Within cybersecurity circles, this is called the principle of least privilege (PoLP) and refers to the concept whereby developers are only given the minimum permissions and access rights they need to perform their tasks. 

3 Ensure Strict Access Control

Limit access to your data, model, and systems. You should also track and record the changes your developers make, and regularly monitor and audit your system and network traffic. 

This allows you to identify suspicious patterns and catch malicious actors, whether they are inside or outside your organization. It also provides traceability, which is important for investigating incidents after they occur.

4 Implement Adversarial Training

Adversarial training is the process of training an AI model to recognize intentionally misleading or malicious inputs. This allows the AI model to automatically recognize AI poisoning without human input or interference. 

5 Protect Your System Against Cyber Attacks

Malicious actors can launch cyber attacks against your AI system. These attacks, such as the Denial of Service attack (DoS), target the accessibility and uptime of an AI system rather than its outputs or predictions.

These types of attacks are intended to slow down or even stop the AI system from functioning properly. This in turn prevents users from accessing the system or model. Make sure to protect your servers, website, and network against such attacks. 

Frequently Asked Questions (FAQs)

1. What Is AI Poisoning?

AI poisoning is the deliberate introduction of false, misleading, or harmful data into an AI system’s training or fine-tuning data. The goal is to manipulate the AI’s behavior and cause it to produce biased, inaccurate, or malicious outputs.

2. How Does AI Poisoning Work?

AI poisoning works by injecting malicious data, manipulating labels, or introducing hidden triggers during training or fine-tuning. This then causes the model to learn incorrect patterns, resulting in unreliable outputs.

3. How Does AI Poisoning Affect My Traffic?

AI poisoning can cause your generative AI tools to produce inaccurate and misleading content, which can hurt your rankings, lower your organic traffic, and reduce the user and search engine’s trust in your site.

4. What Are the Main Types of AI Poisoning?

The main types of AI poisoning include data poisoning (corrupting the training data) and model poisoning (corrupting the model itself). However, AI poisoning can also be categorized into direct and indirect attacks. 
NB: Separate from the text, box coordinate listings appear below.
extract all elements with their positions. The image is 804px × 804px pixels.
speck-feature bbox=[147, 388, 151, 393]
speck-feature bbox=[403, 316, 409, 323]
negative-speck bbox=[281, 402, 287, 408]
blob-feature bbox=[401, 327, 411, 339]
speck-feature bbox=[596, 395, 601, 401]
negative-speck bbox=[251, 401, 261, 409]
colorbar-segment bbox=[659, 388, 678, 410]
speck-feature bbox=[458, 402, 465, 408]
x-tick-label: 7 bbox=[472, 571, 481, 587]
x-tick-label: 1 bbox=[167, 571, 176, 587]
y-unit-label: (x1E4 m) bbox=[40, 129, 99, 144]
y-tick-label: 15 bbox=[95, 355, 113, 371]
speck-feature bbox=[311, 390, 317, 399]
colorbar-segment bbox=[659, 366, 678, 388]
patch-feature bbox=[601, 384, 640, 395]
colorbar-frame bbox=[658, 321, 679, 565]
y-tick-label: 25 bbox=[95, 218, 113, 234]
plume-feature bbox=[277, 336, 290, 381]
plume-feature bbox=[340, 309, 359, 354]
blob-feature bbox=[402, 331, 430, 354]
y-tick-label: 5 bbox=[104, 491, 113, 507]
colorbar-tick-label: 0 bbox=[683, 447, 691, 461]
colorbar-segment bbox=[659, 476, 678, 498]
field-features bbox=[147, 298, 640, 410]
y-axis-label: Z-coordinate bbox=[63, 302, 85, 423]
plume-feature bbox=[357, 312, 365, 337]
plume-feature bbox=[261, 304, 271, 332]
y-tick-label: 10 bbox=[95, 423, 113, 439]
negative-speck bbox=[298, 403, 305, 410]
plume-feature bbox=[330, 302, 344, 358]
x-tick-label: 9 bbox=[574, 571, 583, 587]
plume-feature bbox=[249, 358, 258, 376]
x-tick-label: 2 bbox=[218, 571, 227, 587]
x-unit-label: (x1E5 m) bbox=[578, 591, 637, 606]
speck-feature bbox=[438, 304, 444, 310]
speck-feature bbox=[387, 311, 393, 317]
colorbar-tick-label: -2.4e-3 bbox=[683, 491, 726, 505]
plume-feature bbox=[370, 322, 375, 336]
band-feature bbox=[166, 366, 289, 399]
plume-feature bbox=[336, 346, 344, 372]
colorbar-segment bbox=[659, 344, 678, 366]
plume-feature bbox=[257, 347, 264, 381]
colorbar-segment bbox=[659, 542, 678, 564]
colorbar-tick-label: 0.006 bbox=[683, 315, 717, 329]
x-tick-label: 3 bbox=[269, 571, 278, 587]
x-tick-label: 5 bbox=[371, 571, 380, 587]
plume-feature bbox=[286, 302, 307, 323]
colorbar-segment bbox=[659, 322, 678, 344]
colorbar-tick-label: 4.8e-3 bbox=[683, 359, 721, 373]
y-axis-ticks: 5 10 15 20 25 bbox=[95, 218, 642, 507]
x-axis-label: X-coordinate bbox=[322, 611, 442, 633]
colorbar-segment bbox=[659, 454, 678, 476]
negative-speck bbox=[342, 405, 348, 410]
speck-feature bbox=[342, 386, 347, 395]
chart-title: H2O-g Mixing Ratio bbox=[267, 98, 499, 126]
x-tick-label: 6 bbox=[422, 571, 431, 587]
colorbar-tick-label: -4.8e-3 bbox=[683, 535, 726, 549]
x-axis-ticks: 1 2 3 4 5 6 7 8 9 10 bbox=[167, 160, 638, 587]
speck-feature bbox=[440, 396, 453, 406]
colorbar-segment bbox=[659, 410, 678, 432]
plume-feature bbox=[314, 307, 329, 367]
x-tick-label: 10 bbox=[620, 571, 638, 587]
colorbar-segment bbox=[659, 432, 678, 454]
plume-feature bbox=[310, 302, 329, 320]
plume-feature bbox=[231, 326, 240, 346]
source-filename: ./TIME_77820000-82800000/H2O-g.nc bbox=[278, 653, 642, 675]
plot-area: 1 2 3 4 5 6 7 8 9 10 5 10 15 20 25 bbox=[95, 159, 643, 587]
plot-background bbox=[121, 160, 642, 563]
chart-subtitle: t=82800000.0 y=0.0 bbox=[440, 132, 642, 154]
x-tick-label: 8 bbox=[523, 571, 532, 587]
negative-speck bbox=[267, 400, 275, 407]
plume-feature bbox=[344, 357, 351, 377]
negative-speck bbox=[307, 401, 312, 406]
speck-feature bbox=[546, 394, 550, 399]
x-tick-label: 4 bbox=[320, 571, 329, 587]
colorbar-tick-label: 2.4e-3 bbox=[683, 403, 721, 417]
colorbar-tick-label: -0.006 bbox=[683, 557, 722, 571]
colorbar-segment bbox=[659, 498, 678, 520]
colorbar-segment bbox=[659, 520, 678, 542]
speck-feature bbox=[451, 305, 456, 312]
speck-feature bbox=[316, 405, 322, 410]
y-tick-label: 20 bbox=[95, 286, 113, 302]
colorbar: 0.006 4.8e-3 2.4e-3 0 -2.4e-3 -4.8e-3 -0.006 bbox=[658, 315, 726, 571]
5. What Are the Consequences of AI Poisoning?

AI poisoning can cause AI systems to return biased, misleading, and fraudulent outputs. It may also cause security vulnerabilities that expose private user data. These effects can disrupt services, reduce trust, and cause financial harm to users.

6. How Do I Detect AI-Generated Errors Before Publishing?

You can detect AI-generated errors by reviewing your content for factual accuracy, grammar, and readability before publishing.

7. How Do I Prevent AI Poisoning?

You can prevent AI poisoning by only using trustworthy data for training and fine-tuning. You should also enforce cybersecurity best practices, including strict access controls, principle of least privilege (PoLP), and monitoring and auditing your network. You should also implement adversarial training, and regularly train, retrain, and evaluate your model.

8. How Can I Safely Use AI Writing Tools for SEO?

You can safely use AI writing tools for SEO by treating them as assistants rather than sole content creators. This ensures you can review the AI’s output and also enrich the article with your own input. You should also avoid over-relying on generative AI for high-stakes topics, such as those in the health and finance niches.

9. Does Google Rank Content Written by AI?

Yes, Google ranks AI-written content as long as it is high-quality, useful, and meets its E-E-A-T (Experience, Expertise, Authoritativeness, Trustworthiness) standards. Overall, Google ranks AI content but requires some level of human input.